The Obama administration is taking preliminary steps to negotiate a Trans-Pacific Partnership (TPP) that it says will broaden sourcing opportunities for U.S. retailers and increase market access for U.S. exports. The TPP would include Australia, Brunei, Chile, New Zealand, Peru, Singapore and Vietnam. U.S. textile manufacturers object to Vietnam's inclusion, saying that because of its non-market economy, it will be "another China."

In a move that could benefit U.S. textile manufacturers, the administration is pursuing ways to help make financing more readily available to companies interested in exporting. In a recent meeting with textile executives, Kim Glas, deputy assistant secretary of commerce for textiles and apparel, said her office is seeking ways to gain access to additional loans and grants to help bolster exports. This is particularly important where the United States has FTAs with countries that have financing problems.

Import Issues

While U.S. textile manufacturers welcome these initiatives, they are more concerned about the high level of imports, which they say can never be offset by increasing exports. In the five-year period preceding the recession, textile and apparel exports averaged around $18 billion, while imports rose from more than $83 billion in 2004 to $93 billion in 2008. During that period, textile and apparel employment fell from 698,000 to 406,000.

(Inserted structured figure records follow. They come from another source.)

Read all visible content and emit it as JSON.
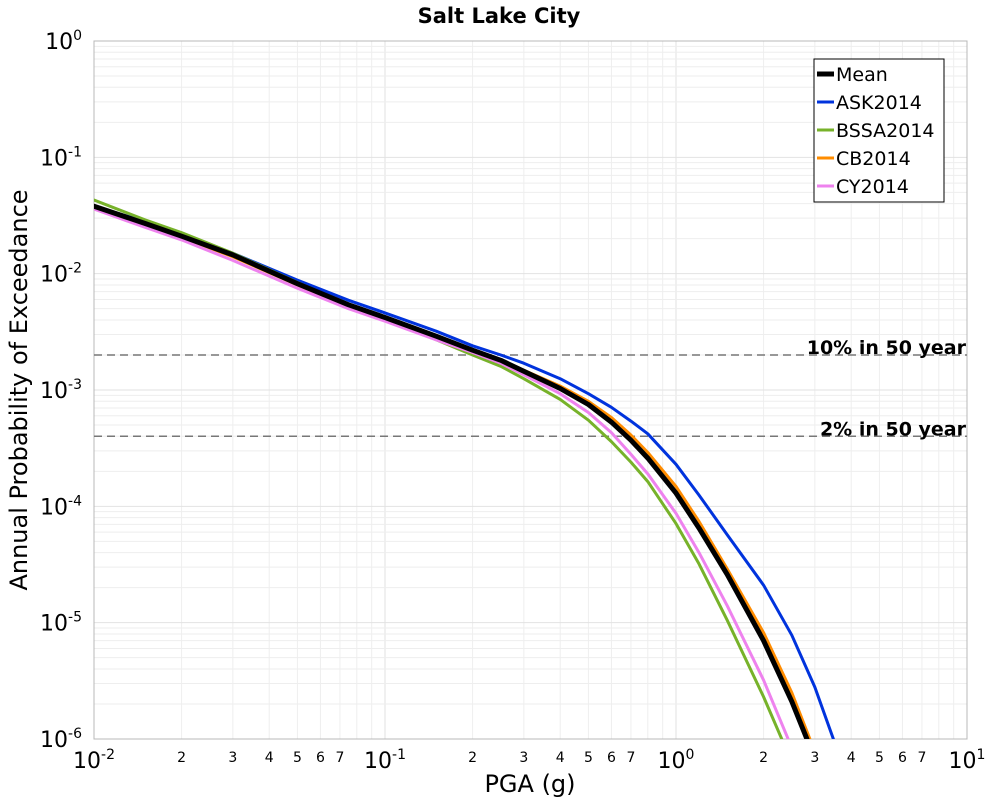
{
  "chart_data": {
    "type": "line",
    "title": "Salt Lake City",
    "xlabel": "PGA (g)",
    "ylabel": "Annual Probability of Exceedance",
    "xscale": "log",
    "yscale": "log",
    "xlim": [
      0.01,
      10
    ],
    "ylim": [
      1e-06,
      1
    ],
    "grid": true,
    "legend_position": "top-right",
    "x_major_ticks": [
      {
        "value": 0.01,
        "base": "10",
        "exp": "-2"
      },
      {
        "value": 0.1,
        "base": "10",
        "exp": "-1"
      },
      {
        "value": 1,
        "base": "10",
        "exp": "0"
      },
      {
        "value": 10,
        "base": "10",
        "exp": "1"
      }
    ],
    "x_minor_tick_labels": [
      "2",
      "3",
      "4",
      "5",
      "6",
      "7"
    ],
    "y_major_ticks": [
      {
        "value": 1,
        "base": "10",
        "exp": "0"
      },
      {
        "value": 0.1,
        "base": "10",
        "exp": "-1"
      },
      {
        "value": 0.01,
        "base": "10",
        "exp": "-2"
      },
      {
        "value": 0.001,
        "base": "10",
        "exp": "-3"
      },
      {
        "value": 0.0001,
        "base": "10",
        "exp": "-4"
      },
      {
        "value": 1e-05,
        "base": "10",
        "exp": "-5"
      },
      {
        "value": 1e-06,
        "base": "10",
        "exp": "-6"
      }
    ],
    "reference_lines": [
      {
        "label": "10% in 50 year",
        "y": 0.002
      },
      {
        "label": "2% in 50 year",
        "y": 0.0004
      }
    ],
    "x": [
      0.01,
      0.015,
      0.02,
      0.03,
      0.05,
      0.075,
      0.1,
      0.15,
      0.2,
      0.25,
      0.3,
      0.4,
      0.5,
      0.6,
      0.7,
      0.8,
      1.0,
      1.2,
      1.5,
      2.0,
      2.5,
      3.0,
      3.5,
      4.0
    ],
    "series": [
      {
        "name": "Mean",
        "color": "#000000",
        "width": 5,
        "values": [
          0.038,
          0.027,
          0.021,
          0.0145,
          0.0082,
          0.0054,
          0.0042,
          0.0029,
          0.0022,
          0.0018,
          0.00145,
          0.00103,
          0.00075,
          0.00053,
          0.00037,
          0.00026,
          0.00013,
          6.5e-05,
          2.6e-05,
          7e-06,
          2.1e-06,
          6.8e-07,
          null,
          null
        ]
      },
      {
        "name": "ASK2014",
        "color": "#0033dd",
        "width": 3,
        "values": [
          0.038,
          0.028,
          0.0215,
          0.015,
          0.0088,
          0.0059,
          0.0046,
          0.0032,
          0.0024,
          0.002,
          0.0017,
          0.00125,
          0.00093,
          0.00071,
          0.00054,
          0.00042,
          0.00023,
          0.000125,
          5.7e-05,
          2.1e-05,
          7.8e-06,
          2.8e-06,
          9.5e-07,
          null
        ]
      },
      {
        "name": "BSSA2014",
        "color": "#77b22a",
        "width": 3,
        "values": [
          0.043,
          0.029,
          0.0225,
          0.015,
          0.0084,
          0.0054,
          0.0041,
          0.0027,
          0.002,
          0.0016,
          0.00125,
          0.00083,
          0.00055,
          0.00036,
          0.00024,
          0.000163,
          7.1e-05,
          3.2e-05,
          1.05e-05,
          2.3e-06,
          6.3e-07,
          null,
          null,
          null
        ]
      },
      {
        "name": "CB2014",
        "color": "#ff8c00",
        "width": 3,
        "values": [
          0.038,
          0.027,
          0.0205,
          0.014,
          0.008,
          0.0052,
          0.0041,
          0.0029,
          0.0022,
          0.0018,
          0.00148,
          0.00108,
          0.0008,
          0.00058,
          0.00041,
          0.00029,
          0.000148,
          7.4e-05,
          2.9e-05,
          8.2e-06,
          2.5e-06,
          7.8e-07,
          null,
          null
        ]
      },
      {
        "name": "CY2014",
        "color": "#ee82ee",
        "width": 3,
        "values": [
          0.036,
          0.025,
          0.0195,
          0.013,
          0.0075,
          0.005,
          0.0039,
          0.0027,
          0.0021,
          0.0017,
          0.00135,
          0.00093,
          0.00064,
          0.00043,
          0.00028,
          0.00019,
          8.7e-05,
          4e-05,
          1.4e-05,
          3.2e-06,
          8.4e-07,
          null,
          null,
          null
        ]
      }
    ]
  }
}
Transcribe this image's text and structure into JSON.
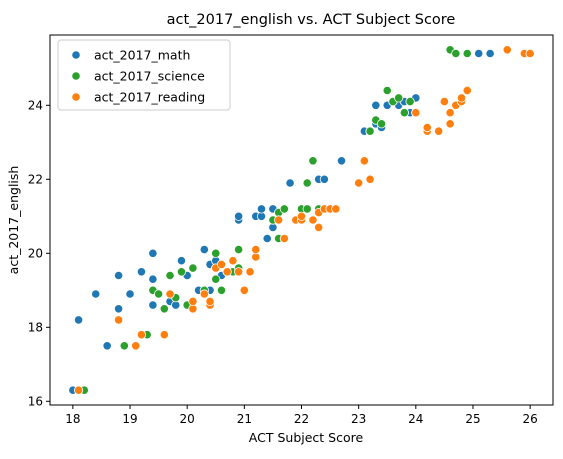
{
  "chart_data": {
    "type": "scatter",
    "title": "act_2017_english vs. ACT Subject Score",
    "xlabel": "ACT Subject Score",
    "ylabel": "act_2017_english",
    "xlim": [
      17.6,
      26.4
    ],
    "ylim": [
      15.9,
      25.9
    ],
    "xticks": [
      18,
      19,
      20,
      21,
      22,
      23,
      24,
      25,
      26
    ],
    "yticks": [
      16,
      18,
      20,
      22,
      24
    ],
    "grid": false,
    "legend_position": "top-left",
    "series": [
      {
        "name": "act_2017_math",
        "color": "#1f77b4",
        "points": [
          [
            18.0,
            16.3
          ],
          [
            18.1,
            18.2
          ],
          [
            18.4,
            18.9
          ],
          [
            18.6,
            17.5
          ],
          [
            18.8,
            18.5
          ],
          [
            18.8,
            19.4
          ],
          [
            19.0,
            18.9
          ],
          [
            19.2,
            19.5
          ],
          [
            19.4,
            18.6
          ],
          [
            19.4,
            19.3
          ],
          [
            19.4,
            20.0
          ],
          [
            19.7,
            18.7
          ],
          [
            19.8,
            18.6
          ],
          [
            19.9,
            19.8
          ],
          [
            20.0,
            19.4
          ],
          [
            20.2,
            19.0
          ],
          [
            20.3,
            20.1
          ],
          [
            20.4,
            19.0
          ],
          [
            20.4,
            19.7
          ],
          [
            20.5,
            19.8
          ],
          [
            20.6,
            19.4
          ],
          [
            20.7,
            19.5
          ],
          [
            20.8,
            19.5
          ],
          [
            20.9,
            20.9
          ],
          [
            20.9,
            21.0
          ],
          [
            21.2,
            21.0
          ],
          [
            21.3,
            21.0
          ],
          [
            21.3,
            21.2
          ],
          [
            21.4,
            20.4
          ],
          [
            21.5,
            20.7
          ],
          [
            21.5,
            21.2
          ],
          [
            21.6,
            20.4
          ],
          [
            21.8,
            21.9
          ],
          [
            22.0,
            20.9
          ],
          [
            22.3,
            22.0
          ],
          [
            22.4,
            22.0
          ],
          [
            22.7,
            22.5
          ],
          [
            23.1,
            23.3
          ],
          [
            23.2,
            23.3
          ],
          [
            23.3,
            23.5
          ],
          [
            23.3,
            24.0
          ],
          [
            23.4,
            23.4
          ],
          [
            23.5,
            24.0
          ],
          [
            23.6,
            24.1
          ],
          [
            23.7,
            24.0
          ],
          [
            23.8,
            24.1
          ],
          [
            23.9,
            23.8
          ],
          [
            24.0,
            24.2
          ],
          [
            24.0,
            23.8
          ],
          [
            24.7,
            25.4
          ],
          [
            24.9,
            25.4
          ],
          [
            25.1,
            25.4
          ],
          [
            25.3,
            25.4
          ]
        ]
      },
      {
        "name": "act_2017_science",
        "color": "#2ca02c",
        "points": [
          [
            18.2,
            16.3
          ],
          [
            18.9,
            17.5
          ],
          [
            19.3,
            17.8
          ],
          [
            19.4,
            19.0
          ],
          [
            19.5,
            18.9
          ],
          [
            19.6,
            18.5
          ],
          [
            19.7,
            19.4
          ],
          [
            19.8,
            18.8
          ],
          [
            19.9,
            19.5
          ],
          [
            20.0,
            18.6
          ],
          [
            20.1,
            19.6
          ],
          [
            20.3,
            19.0
          ],
          [
            20.5,
            19.3
          ],
          [
            20.5,
            19.6
          ],
          [
            20.5,
            20.0
          ],
          [
            20.6,
            19.0
          ],
          [
            20.7,
            19.5
          ],
          [
            20.8,
            19.5
          ],
          [
            20.9,
            19.6
          ],
          [
            20.9,
            20.1
          ],
          [
            21.2,
            20.1
          ],
          [
            21.5,
            20.9
          ],
          [
            21.6,
            20.4
          ],
          [
            21.6,
            21.1
          ],
          [
            21.7,
            21.2
          ],
          [
            22.0,
            20.9
          ],
          [
            22.0,
            21.2
          ],
          [
            22.1,
            21.2
          ],
          [
            22.1,
            21.9
          ],
          [
            22.2,
            22.5
          ],
          [
            22.3,
            21.2
          ],
          [
            23.2,
            23.3
          ],
          [
            23.3,
            23.6
          ],
          [
            23.4,
            23.5
          ],
          [
            23.5,
            24.4
          ],
          [
            23.6,
            24.1
          ],
          [
            23.7,
            24.2
          ],
          [
            23.8,
            23.8
          ],
          [
            23.9,
            24.1
          ],
          [
            24.6,
            25.5
          ],
          [
            24.7,
            25.4
          ],
          [
            24.9,
            25.4
          ]
        ]
      },
      {
        "name": "act_2017_reading",
        "color": "#ff7f0e",
        "points": [
          [
            18.1,
            16.3
          ],
          [
            18.8,
            18.2
          ],
          [
            19.1,
            17.5
          ],
          [
            19.2,
            17.8
          ],
          [
            19.6,
            17.8
          ],
          [
            19.7,
            18.9
          ],
          [
            20.1,
            18.5
          ],
          [
            20.1,
            18.7
          ],
          [
            20.3,
            18.9
          ],
          [
            20.4,
            18.6
          ],
          [
            20.4,
            18.7
          ],
          [
            20.5,
            19.6
          ],
          [
            20.6,
            19.7
          ],
          [
            20.7,
            19.5
          ],
          [
            20.8,
            19.8
          ],
          [
            20.9,
            19.5
          ],
          [
            21.0,
            19.0
          ],
          [
            21.1,
            19.5
          ],
          [
            21.2,
            19.9
          ],
          [
            21.2,
            20.1
          ],
          [
            21.6,
            20.9
          ],
          [
            21.7,
            20.4
          ],
          [
            21.9,
            20.9
          ],
          [
            22.0,
            20.9
          ],
          [
            22.0,
            21.0
          ],
          [
            22.2,
            20.9
          ],
          [
            22.3,
            20.7
          ],
          [
            22.3,
            21.1
          ],
          [
            22.4,
            21.2
          ],
          [
            22.5,
            21.2
          ],
          [
            22.6,
            21.2
          ],
          [
            23.0,
            21.9
          ],
          [
            23.1,
            22.5
          ],
          [
            23.2,
            22.0
          ],
          [
            24.0,
            23.8
          ],
          [
            24.2,
            23.3
          ],
          [
            24.2,
            23.4
          ],
          [
            24.4,
            23.3
          ],
          [
            24.5,
            24.1
          ],
          [
            24.6,
            23.5
          ],
          [
            24.6,
            23.8
          ],
          [
            24.7,
            24.0
          ],
          [
            24.8,
            24.1
          ],
          [
            24.8,
            24.2
          ],
          [
            24.9,
            24.4
          ],
          [
            25.6,
            25.5
          ],
          [
            25.9,
            25.4
          ],
          [
            26.0,
            25.4
          ]
        ]
      }
    ]
  }
}
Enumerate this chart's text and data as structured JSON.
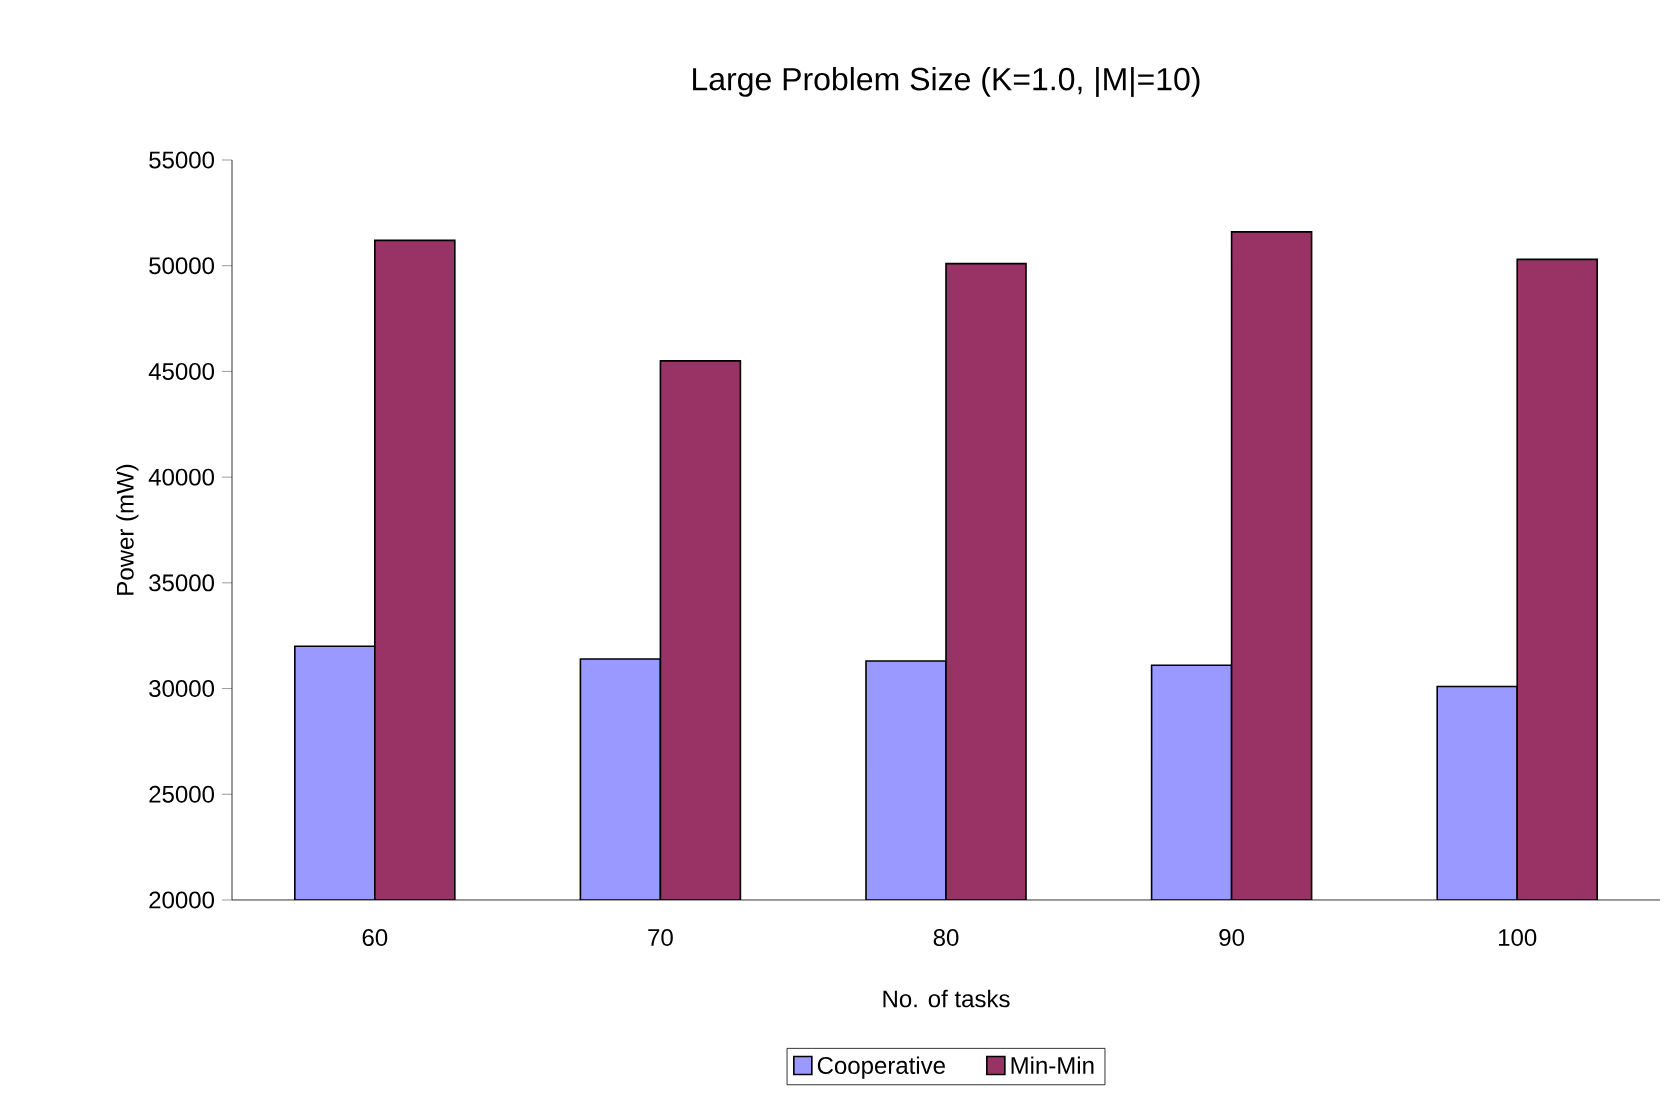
{
  "chart_data": {
    "type": "bar",
    "title": "Large Problem Size (K=1.0, |M|=10)",
    "xlabel": "No. of tasks",
    "ylabel": "Power (mW)",
    "categories": [
      "60",
      "70",
      "80",
      "90",
      "100"
    ],
    "series": [
      {
        "name": "Cooperative",
        "color": "#9999ff",
        "values": [
          32000,
          31400,
          31300,
          31100,
          30100
        ]
      },
      {
        "name": "Min-Min",
        "color": "#993366",
        "values": [
          51200,
          45500,
          50100,
          51600,
          50300
        ]
      }
    ],
    "ylim": [
      20000,
      55000
    ],
    "yticks": [
      20000,
      25000,
      30000,
      35000,
      40000,
      45000,
      50000,
      55000
    ],
    "grid": false,
    "legend": "bottom"
  }
}
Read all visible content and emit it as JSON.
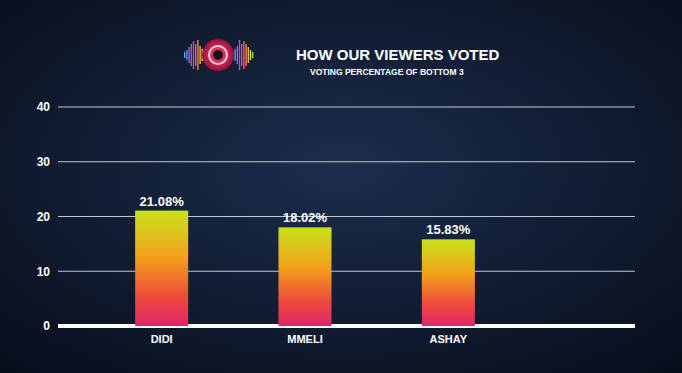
{
  "chart_data": {
    "type": "bar",
    "title": "HOW OUR VIEWERS VOTED",
    "subtitle": "VOTING PERCENTAGE OF BOTTOM 3",
    "categories": [
      "DIDI",
      "MMELI",
      "ASHAY"
    ],
    "values": [
      21.08,
      18.02,
      15.83
    ],
    "value_labels": [
      "21.08%",
      "18.02%",
      "15.83%"
    ],
    "data_labels": true,
    "ylim": [
      0,
      40
    ],
    "yticks": [
      0,
      10,
      20,
      30,
      40
    ],
    "grid": true
  }
}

Textile industry lobbyists continue to focus on the need for the Obama administration and Congress to address what they see as currency manipulation by China and other countries, which they view as an illegal subsidy for their exports. In the pre-recession five years, China's textile and apparel exports to the United States rose from $14.5 billion in 2004 to $32.6 billion in 2008. In addition to the need to address the currency issue, the National Council of Textile Organizations says other subsidies must be eliminated, and the government needs to help find ways to facilitate increased access to credit and other financing for exports.

Labor Reform Legislation Sidelined By Congress

One of organized labor's top priorities, the Employee Free Choice Act (EFCA), has been sidelined and is unlikely to resurface any time soon in its original form, if at all. With the election of President Obama and control of both the House of Representatives and the Senate in the hands of Democrats, organized labor was bullish on the chances for its long-sought legislation that would bring about major changes in the way union-organizing elections are conducted. The centerpiece of EFCA is the so-called "card check" that would authorize the National Labor Relations Board to recognize a union if more than 50 percent of workers signed cards voting for a union. The legislation also shortens the time for organizing efforts, imposes $20,000 fines on employers found guilty of violating worker rights during an organizing campaign and provides for federal arbitration if companies and unions are not able to agree on certification.

In 2007, the House passed a form of free choice legislation only to have it blocked by a Republican-led filibuster. Following last year's election, supporters of the legislation felt they might have the votes to get the legislation passed in the current session, but nothing happened, as the Obama administration had higher priorities. Hopes for passage of the legislation were further dimmed by the Democrats' loss of their 60-member margin to override filibusters, but in the case of this legislation, support from conservative Democrats is not a sure thing. Business opponents of the legislation say it would deny workers' rights to privacy and violate the democratic process of a secret ballot. On the other hand, the bill's supporters say it would prevent intimidation of workers during an organizing effort and stop efforts to thwart elections with delaying tactics.

There were reports late last summer that supporters of the legislation were willing to give up the card check in order to get other elements of the bill, including the establishment of timetables, arbitration and stiff penalties for violations of worker rights. That did not exactly fly with labor leaders, and nothing happened. The fact that President Obama did not even mention EFCA in his State of the Union address was a matter of additional concern, but Eddie Vale, a spokesman for the AFL-CIO, says the act is still one of labor's top priorities, and "we still think we can get it done."